I’d never been in one of those great big movies. So, when they offered me the part I thought that was great. We did a scene out near Venta – there’s a big old airship hangar where we have Chicago built in there – and it doesn’t take up half of it. We had an office in the new one which is 200 yards long and 200 yards wide with a completely neon ceiling, it was incredible. I love all that. But I’m just as happy doing this little picture Is There Anybody There? which is a movie about a little boy whose parents own an old folks’ home. Every time he makes a friend they die, so he goes looking for their ghosts, and I turn up as an old magician who’s come in to die and helps him find his friends.

There’s always been an incredible variety to your roles…
Michael Caine: Well, that’s the whole point. I’m in a situation where I only do movies that I can’t refuse. I’m not talking about money. Sleuth, by Harold Pinter, I can’t turn down. Batman’s butler I can’t turn down. This movie I’m doing, you’ll see when you see it why I couldn’t turn it down. I don’t have another movie to do, because I haven’t found a script and, as I said, I want a holiday. I’m often asked if I’m going to retire, but this business retires you. The way it happens is, I’ll say I’m not going to work for six months, then I’ll say to my agent: “OK, send me some scripts.” And he’ll just say: “There aren’t any!”

What do you think of the quality of today’s actors?
Michael Caine: Fantastic. You see Christian [Bale] in The Machinist, you see him in Rescue Dawn and 3:10 To Yuma – those three performances are all brilliant. He’s the best actor ever to play Batman, by the way, in my opinion. I hope I don’t upset anybody. Hugh Jackman is extraordinary – he can do everything. He’s annoying. He can sing and tap dance and do all these things I’d like to do. These young actors are wonderful. Look at Jude Law. He’s a wonderful actor. He never gets good reviews because he’s good looking.
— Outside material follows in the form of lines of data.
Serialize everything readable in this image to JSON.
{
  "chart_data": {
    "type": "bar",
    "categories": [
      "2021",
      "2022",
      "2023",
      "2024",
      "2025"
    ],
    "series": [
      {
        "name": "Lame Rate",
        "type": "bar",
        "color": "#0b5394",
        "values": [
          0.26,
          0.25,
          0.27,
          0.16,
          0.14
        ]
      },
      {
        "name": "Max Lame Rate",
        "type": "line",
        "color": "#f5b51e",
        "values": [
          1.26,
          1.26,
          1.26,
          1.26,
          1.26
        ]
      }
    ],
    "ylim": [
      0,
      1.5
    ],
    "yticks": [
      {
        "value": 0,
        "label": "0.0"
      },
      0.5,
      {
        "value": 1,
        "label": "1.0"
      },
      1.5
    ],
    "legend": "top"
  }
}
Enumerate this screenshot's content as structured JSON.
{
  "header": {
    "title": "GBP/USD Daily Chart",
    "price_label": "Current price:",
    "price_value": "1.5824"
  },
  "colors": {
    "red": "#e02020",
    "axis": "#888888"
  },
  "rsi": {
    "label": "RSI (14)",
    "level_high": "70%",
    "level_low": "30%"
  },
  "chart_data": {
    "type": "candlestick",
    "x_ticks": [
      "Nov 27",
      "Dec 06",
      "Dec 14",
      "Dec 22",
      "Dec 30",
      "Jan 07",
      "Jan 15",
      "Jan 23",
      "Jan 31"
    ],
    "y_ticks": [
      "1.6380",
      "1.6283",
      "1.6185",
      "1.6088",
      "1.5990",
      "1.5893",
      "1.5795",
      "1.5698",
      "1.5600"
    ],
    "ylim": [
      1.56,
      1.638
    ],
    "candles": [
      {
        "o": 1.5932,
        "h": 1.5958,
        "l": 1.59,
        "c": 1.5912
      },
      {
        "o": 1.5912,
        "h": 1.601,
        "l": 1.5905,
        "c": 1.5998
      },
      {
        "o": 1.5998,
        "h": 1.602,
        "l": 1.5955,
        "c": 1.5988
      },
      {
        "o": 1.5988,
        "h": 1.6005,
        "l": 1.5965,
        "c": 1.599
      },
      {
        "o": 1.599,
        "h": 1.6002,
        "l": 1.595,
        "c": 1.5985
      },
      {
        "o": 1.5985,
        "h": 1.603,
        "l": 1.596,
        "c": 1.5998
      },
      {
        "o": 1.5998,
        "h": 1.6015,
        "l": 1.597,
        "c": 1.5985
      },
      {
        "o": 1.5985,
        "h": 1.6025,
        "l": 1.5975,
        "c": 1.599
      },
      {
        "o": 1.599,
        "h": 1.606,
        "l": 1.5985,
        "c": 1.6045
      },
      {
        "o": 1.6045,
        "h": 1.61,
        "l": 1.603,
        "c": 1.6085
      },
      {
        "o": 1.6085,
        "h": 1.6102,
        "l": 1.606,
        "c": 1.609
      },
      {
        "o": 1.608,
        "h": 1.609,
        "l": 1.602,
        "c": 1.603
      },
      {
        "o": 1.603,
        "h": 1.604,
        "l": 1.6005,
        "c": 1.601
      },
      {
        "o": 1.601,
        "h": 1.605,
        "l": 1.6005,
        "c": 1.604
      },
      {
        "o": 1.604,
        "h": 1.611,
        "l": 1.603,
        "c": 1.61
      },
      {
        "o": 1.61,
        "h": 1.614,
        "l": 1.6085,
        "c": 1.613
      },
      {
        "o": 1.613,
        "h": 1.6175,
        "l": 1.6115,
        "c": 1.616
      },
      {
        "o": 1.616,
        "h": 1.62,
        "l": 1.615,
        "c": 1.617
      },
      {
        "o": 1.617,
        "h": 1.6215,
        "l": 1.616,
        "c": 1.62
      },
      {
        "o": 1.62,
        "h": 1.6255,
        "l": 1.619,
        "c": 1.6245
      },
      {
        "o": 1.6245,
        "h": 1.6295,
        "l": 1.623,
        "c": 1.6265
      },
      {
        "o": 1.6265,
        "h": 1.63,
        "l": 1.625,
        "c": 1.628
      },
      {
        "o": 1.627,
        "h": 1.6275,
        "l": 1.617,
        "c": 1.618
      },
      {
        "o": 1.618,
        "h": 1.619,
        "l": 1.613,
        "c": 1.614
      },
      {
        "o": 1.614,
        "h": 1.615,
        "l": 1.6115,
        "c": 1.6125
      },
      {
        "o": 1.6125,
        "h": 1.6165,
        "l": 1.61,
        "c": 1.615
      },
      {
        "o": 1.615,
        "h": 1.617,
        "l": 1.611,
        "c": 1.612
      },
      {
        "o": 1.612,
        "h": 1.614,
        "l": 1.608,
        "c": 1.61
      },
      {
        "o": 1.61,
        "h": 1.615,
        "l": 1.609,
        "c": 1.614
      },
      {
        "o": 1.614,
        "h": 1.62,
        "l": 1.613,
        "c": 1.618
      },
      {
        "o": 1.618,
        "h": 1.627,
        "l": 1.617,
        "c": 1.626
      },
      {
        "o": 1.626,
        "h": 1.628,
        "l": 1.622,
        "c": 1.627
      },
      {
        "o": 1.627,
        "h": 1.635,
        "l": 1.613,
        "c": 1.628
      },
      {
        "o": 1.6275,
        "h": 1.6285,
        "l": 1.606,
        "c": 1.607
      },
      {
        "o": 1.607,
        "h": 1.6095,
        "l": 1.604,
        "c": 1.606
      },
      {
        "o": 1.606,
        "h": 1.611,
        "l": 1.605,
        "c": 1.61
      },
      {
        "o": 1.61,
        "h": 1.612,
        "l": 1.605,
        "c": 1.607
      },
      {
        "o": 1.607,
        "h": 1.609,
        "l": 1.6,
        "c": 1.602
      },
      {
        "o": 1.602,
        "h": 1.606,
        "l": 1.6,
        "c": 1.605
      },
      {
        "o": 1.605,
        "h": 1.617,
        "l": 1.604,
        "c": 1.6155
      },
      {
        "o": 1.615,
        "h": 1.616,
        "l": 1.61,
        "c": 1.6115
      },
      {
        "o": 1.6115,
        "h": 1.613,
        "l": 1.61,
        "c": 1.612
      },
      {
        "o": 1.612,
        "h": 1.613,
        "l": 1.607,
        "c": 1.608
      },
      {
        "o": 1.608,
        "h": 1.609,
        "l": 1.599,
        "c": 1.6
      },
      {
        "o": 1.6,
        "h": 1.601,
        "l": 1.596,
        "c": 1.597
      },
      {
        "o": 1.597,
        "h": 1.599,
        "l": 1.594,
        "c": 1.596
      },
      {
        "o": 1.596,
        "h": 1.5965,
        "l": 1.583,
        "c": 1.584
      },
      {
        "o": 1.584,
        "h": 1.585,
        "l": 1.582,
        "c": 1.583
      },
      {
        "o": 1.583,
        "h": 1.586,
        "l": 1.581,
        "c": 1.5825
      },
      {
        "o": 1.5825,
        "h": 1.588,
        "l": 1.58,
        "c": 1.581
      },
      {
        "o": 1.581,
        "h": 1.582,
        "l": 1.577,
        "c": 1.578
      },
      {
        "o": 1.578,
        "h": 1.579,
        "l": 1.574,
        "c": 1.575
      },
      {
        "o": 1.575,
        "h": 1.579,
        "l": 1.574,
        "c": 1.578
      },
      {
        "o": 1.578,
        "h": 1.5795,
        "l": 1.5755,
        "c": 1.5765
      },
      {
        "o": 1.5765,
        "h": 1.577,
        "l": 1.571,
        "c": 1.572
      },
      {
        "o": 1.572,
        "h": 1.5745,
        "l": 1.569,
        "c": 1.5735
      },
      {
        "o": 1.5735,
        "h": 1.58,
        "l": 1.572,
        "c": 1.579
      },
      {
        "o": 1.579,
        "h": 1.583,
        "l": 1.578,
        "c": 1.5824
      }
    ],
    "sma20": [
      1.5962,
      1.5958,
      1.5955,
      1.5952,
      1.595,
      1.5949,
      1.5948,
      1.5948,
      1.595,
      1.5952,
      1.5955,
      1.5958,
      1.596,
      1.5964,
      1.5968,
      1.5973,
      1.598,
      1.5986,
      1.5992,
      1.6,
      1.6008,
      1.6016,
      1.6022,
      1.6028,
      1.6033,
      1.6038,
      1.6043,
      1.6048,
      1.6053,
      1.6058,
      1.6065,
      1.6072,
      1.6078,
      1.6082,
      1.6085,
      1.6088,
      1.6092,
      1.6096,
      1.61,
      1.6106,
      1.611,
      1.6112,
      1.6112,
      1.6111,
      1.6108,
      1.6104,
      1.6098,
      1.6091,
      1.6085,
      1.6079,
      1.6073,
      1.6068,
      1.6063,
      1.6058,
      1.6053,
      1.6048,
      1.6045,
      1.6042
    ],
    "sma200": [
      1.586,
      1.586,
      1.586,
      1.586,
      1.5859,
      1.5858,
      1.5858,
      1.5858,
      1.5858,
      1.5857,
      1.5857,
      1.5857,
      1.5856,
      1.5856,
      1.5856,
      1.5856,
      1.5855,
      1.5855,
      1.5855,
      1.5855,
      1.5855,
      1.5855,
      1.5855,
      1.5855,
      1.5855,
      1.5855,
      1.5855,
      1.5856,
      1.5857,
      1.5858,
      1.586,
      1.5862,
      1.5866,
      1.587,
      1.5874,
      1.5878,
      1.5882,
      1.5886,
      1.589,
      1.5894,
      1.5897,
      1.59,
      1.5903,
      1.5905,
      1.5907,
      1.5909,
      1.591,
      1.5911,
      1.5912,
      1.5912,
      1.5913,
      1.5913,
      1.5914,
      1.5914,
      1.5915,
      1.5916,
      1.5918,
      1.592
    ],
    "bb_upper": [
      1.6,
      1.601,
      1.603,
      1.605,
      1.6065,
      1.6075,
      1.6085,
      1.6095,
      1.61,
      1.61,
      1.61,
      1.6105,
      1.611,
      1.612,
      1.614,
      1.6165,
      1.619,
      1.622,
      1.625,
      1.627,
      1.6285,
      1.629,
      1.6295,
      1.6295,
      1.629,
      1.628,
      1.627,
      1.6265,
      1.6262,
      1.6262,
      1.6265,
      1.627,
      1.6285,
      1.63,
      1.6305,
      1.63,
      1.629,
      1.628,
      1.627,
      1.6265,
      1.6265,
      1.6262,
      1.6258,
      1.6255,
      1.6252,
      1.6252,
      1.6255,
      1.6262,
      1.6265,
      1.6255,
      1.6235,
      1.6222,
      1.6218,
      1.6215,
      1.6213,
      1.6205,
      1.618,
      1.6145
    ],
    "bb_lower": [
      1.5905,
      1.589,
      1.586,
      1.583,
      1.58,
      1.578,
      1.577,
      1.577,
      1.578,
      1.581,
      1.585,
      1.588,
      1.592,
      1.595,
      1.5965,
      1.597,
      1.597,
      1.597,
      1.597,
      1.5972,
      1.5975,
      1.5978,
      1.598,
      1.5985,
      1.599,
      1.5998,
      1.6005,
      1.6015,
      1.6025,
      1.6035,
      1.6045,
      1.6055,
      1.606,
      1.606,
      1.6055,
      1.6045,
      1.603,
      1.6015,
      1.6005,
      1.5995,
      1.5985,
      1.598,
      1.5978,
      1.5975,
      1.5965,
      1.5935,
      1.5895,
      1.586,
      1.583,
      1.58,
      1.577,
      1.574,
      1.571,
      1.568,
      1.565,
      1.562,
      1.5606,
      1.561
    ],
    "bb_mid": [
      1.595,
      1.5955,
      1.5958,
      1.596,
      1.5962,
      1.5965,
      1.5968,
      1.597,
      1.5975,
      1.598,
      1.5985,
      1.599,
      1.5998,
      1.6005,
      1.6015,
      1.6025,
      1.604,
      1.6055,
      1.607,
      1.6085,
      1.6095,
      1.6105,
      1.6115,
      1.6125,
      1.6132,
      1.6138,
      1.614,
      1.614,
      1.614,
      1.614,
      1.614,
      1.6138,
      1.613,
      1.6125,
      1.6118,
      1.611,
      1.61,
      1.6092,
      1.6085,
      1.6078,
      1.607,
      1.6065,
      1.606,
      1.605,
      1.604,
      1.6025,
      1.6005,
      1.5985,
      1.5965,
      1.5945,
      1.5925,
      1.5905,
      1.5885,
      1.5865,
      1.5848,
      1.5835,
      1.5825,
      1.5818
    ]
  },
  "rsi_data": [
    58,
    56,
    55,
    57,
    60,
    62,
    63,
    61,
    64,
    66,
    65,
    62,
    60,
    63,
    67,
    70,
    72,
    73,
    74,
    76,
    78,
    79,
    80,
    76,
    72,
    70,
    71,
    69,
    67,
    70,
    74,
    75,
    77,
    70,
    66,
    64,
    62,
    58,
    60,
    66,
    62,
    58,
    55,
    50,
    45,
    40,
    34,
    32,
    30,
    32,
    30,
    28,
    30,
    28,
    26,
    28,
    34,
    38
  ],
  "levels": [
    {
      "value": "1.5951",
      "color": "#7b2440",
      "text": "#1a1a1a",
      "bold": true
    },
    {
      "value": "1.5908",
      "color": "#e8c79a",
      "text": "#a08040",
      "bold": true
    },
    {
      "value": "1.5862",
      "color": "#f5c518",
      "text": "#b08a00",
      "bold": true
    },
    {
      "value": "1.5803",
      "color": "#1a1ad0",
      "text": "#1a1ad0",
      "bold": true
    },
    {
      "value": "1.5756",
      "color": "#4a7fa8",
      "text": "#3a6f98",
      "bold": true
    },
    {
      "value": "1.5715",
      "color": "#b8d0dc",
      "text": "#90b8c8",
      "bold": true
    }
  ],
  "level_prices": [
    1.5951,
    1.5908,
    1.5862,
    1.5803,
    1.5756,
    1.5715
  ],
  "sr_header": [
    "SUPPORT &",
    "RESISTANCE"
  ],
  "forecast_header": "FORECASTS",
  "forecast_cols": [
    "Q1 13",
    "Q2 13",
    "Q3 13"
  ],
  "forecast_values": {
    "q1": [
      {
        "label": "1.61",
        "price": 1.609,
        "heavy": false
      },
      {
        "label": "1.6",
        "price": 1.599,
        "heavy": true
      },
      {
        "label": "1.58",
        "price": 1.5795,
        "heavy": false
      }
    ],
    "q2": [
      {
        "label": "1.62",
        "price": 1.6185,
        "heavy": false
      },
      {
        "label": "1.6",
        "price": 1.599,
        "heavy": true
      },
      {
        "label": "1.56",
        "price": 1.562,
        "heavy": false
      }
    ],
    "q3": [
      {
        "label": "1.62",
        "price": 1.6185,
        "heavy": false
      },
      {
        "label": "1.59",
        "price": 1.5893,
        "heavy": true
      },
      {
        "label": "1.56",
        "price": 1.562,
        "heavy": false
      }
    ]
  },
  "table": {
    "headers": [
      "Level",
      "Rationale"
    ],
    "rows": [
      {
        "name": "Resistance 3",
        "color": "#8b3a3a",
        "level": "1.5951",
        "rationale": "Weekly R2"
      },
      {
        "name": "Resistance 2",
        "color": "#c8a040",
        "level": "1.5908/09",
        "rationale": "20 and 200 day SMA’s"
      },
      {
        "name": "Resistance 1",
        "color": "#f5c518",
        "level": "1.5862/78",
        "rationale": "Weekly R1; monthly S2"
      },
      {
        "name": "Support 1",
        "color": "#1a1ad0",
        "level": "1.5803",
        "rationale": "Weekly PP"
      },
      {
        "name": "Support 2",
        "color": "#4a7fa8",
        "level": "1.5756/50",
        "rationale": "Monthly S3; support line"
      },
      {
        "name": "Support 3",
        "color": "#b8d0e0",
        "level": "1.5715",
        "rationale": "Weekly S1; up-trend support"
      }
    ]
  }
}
Jude [Law] is producing movies now, would that ever have entered your mind in your 30s – to produce?
Michael Caine: No, my 30s coincided with the ‘60s. We didn’t think about doing anything. We said: “How late can we stay out and still get away with it?” I remember working in France. There was a very famous discotheque and I remember going from there with Peter O’Toole straight to work on different pictures, straight from the disco at 6 in the morning. I can’t do that any more. The whole thing has changed. Before, you were under contract to the studio, and you got paid a hundred thousand dollars a year and you made six movies, like Bogart, and you were told what to do. I was very close friends with Henry Fonda and he said: “You’re so lucky, you guys, you control what you do.” And we do. No one tells me what to do – and never has.

Have you ever been pushed around on a movie set – or lost your temper?
Michael Caine: The last time I blew on a movie was The Last Valley (1970) and James Clavell was directing. They put me on this horse and it nearly killed me! I said: “I’m not a horseman!” But I found out it had a German name, Thunderbird. I led this charge and I couldn’t stop it and I came back to the set yelling and screaming at everybody, which I thought was quite natural because it had nearly killed me.

But then Jimmy Clavell – who had been a prisoner of the Japanese at the age of 14 and had a Japanese mentality – dismissed the crew for two hours and said: “Come and have a cup of tea with me.” During that he told me: “Anger is something you should only vent in front of intimates, and friends and relations. Never be angry in front of strangers because you lose face.” He said: “Anger is one of the most intimate of emotions and to expose it to strangers is one of the most stupid and sickening things to do. Never get angry with strangers because they are strangers. What you do with strangers is ignore them for ever more. No second chance, no sorry I did it, never accept an apology, but never, ever get angry with strangers…” And from that time on I have never lost my temper on a set no matter what happens.